Numerical investigation of the rheological behavior of a dense particle suspension in a biviscous matrix using a lubrication dynamics method

Abstract

This paper presents a numerical approach to predict the rheology of dense non-colloidal suspensions with a biviscous matrix. A biviscous matrix is characterized as a fluid with two shear rate dependent viscosities i.e. one above and below a critical shear rate γ˙c. The methodology is based on the lubrication dynamics which dominantly influence the suspension properties at high values of particle concentration. To efficiently handle the singular lubrication forces in the dense suspensions, a semi-implicit splitting integration scheme is employed.

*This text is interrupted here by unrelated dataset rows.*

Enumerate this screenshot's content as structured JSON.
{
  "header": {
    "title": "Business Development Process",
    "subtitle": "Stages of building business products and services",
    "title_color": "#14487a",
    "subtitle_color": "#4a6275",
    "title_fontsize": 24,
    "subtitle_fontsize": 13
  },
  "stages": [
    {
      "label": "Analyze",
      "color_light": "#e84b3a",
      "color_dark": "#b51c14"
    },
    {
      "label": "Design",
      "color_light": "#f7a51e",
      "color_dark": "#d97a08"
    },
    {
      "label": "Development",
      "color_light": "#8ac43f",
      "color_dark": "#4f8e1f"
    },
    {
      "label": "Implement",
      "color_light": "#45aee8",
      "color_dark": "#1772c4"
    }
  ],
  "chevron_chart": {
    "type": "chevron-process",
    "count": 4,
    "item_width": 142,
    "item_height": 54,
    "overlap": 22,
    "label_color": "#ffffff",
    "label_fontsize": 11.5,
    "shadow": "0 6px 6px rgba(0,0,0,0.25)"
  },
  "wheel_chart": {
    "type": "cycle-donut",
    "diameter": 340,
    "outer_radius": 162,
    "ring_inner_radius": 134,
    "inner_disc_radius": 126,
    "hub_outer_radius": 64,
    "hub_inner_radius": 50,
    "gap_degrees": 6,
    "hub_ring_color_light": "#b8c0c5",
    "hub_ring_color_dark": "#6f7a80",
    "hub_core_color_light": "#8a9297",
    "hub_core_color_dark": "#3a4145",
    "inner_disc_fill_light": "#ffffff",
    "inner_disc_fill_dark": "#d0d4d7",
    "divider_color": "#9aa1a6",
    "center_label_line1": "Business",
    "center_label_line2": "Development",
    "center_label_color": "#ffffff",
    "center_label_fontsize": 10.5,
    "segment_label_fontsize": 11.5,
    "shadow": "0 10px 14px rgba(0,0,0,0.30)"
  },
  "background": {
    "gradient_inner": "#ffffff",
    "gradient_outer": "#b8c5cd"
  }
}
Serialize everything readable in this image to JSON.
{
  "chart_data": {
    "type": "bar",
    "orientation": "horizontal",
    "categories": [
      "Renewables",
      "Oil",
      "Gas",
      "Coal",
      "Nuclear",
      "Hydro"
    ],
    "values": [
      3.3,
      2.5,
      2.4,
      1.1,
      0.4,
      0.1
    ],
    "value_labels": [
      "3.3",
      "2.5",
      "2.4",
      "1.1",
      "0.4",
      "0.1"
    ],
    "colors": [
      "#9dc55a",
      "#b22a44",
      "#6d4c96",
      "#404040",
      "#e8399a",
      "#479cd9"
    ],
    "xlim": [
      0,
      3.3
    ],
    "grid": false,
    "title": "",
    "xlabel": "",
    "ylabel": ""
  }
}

Using the presented approach, three dimensional simulations were performed and the predicted rheology of the suspension with a biviscous matrix is discussed under two regimes: (a) γ˙c larger than the macroscopic applied shear rate where fluid slippage effect can be modeled in terms of the non-Newtonian properties of the matrix, and (2) γ˙c smaller than the macroscopic applied shear rate where a biviscous model can be seen as a regularization of an apparent yield stress matrix. The results obtained at high γ˙c show that the shear thinning of the biviscous matrix in the inter-particle gaps, which can be interpreted as an apparent fluid slipping on the particle surface, provides an alternative mechanism to explain the experimentally observed shear-thinning of non-colloidal suspension with Newtonian matrices. At low γ˙c values, the predicted suspension properties and its microstructure corroborates the available experimental results on suspensions with yield stress fluids.